Under La Curacao’s credit program, users can draw cash on the credit card to transfer to relatives in the old country. This is particularly enticing to poor immigrants eager to make a better life for loved ones back home. But the 23.99 percent interest rate the store charges for these cash advances can create financial hardship, Whitmore says. “Relationships with credit is very different back home — it’s very short-term,” said Whitmore. “Here your credit rating is permanent. Missing a payment is not good.”

So to contends that the high rate is meant to be commensurate with the risk La Curacao assumes in offering credit to first-time cardholders. “They are not the best-priced option,” Soto said. “But the fact that they offer the items under one roof, they deliver excellent service in Spanish and they make the products accessible through accessible credit makes them an excellent choice among recently arrived Hispanics who often are not given this choice by mainstream retailers.”

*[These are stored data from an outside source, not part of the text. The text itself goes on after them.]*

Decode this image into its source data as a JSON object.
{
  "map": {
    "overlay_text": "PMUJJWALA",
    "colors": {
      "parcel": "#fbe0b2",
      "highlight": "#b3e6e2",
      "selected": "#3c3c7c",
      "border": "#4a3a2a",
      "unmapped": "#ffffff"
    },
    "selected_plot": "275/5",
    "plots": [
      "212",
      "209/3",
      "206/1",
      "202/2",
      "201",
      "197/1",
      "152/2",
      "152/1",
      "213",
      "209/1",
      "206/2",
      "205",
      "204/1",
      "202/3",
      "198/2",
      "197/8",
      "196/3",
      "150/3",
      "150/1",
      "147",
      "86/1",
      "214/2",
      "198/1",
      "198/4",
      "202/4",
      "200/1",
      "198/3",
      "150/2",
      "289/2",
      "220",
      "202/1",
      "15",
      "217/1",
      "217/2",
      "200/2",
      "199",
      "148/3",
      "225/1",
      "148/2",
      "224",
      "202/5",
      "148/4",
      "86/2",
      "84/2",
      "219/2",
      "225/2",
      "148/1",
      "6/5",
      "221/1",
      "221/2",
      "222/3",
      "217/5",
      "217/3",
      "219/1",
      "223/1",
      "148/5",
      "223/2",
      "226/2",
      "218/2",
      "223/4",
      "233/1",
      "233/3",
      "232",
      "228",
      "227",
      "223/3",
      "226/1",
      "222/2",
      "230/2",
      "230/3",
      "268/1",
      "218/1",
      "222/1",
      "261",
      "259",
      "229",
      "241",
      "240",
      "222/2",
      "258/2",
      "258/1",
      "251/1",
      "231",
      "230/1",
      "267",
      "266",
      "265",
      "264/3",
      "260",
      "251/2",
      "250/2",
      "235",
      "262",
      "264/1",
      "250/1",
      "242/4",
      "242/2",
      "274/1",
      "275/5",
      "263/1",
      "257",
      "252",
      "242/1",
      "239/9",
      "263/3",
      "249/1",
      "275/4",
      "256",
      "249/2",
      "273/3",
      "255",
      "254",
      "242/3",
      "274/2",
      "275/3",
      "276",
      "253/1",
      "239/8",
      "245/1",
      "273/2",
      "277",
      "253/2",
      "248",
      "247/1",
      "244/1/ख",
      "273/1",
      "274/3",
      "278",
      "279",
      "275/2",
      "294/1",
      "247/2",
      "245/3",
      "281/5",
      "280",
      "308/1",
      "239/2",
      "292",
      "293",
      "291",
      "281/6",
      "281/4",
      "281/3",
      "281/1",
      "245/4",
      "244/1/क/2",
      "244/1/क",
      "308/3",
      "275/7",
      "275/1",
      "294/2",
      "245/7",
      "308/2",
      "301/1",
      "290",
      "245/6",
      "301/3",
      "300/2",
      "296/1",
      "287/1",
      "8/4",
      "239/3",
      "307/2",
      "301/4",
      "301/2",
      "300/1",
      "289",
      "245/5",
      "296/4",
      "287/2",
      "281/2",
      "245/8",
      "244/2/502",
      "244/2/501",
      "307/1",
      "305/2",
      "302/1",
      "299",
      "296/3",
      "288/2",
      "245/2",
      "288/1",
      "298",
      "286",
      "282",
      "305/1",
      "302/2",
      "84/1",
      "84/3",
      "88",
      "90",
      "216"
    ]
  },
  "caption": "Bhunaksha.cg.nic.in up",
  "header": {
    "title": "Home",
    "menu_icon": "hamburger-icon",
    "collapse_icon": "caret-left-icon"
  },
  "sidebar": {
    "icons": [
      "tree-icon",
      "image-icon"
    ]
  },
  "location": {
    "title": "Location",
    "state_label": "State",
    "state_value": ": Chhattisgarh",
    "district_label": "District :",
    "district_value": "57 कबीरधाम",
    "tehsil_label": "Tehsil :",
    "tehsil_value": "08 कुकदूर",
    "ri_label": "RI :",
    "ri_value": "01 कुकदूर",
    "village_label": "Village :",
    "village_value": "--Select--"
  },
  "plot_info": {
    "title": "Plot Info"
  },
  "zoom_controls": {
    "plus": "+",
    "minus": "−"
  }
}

Even so, says Whitmore, as immigrants get used to U.S. stores, they tend to shop elsewhere. “La Curacao’s customer-service people offer personal attention,” said Whitmore. “But Hispanic consumers feel that salespeople at Best Buy and Circuit City are more knowledgeable about electronics and other specific goods they’re looking for.”

Still, one of La Curacao’s major selling points is that it has warehouses in El Salvador, Guatemala and Mexico. Cardholders receive catalogs in the mail twice a month offering appliances and furniture they can buy for their relatives in those places.

CuraTel, the telephone carrier it created and owns, supplies local and long-distance phone service. In addition, CuraTel has joined up with Internet provider Pasito.com to offer an easy Web hookup. Whitmore says these services will appeal to the immigrants but that their children will probably go elsewhere. “If La Curacao wants to keep these customers, they’re going to have to understand that the culturization process is happening more and more quickly, and they’re going to have to respond to compete with places like Best Buy and Circuit City,” said Whitmore.

Ikea, Levitz and RadioShack are out there too, and even the department stores, of course. “Now that these places are increasing their focus on having a Spanish-speaking personnel, La Curacao is going to have difficulty luring customers that way,” said Whitmore. “Still, they fill an important niche in this market.”And for many immigrants, the store also helps bridge the gap between dream and reality.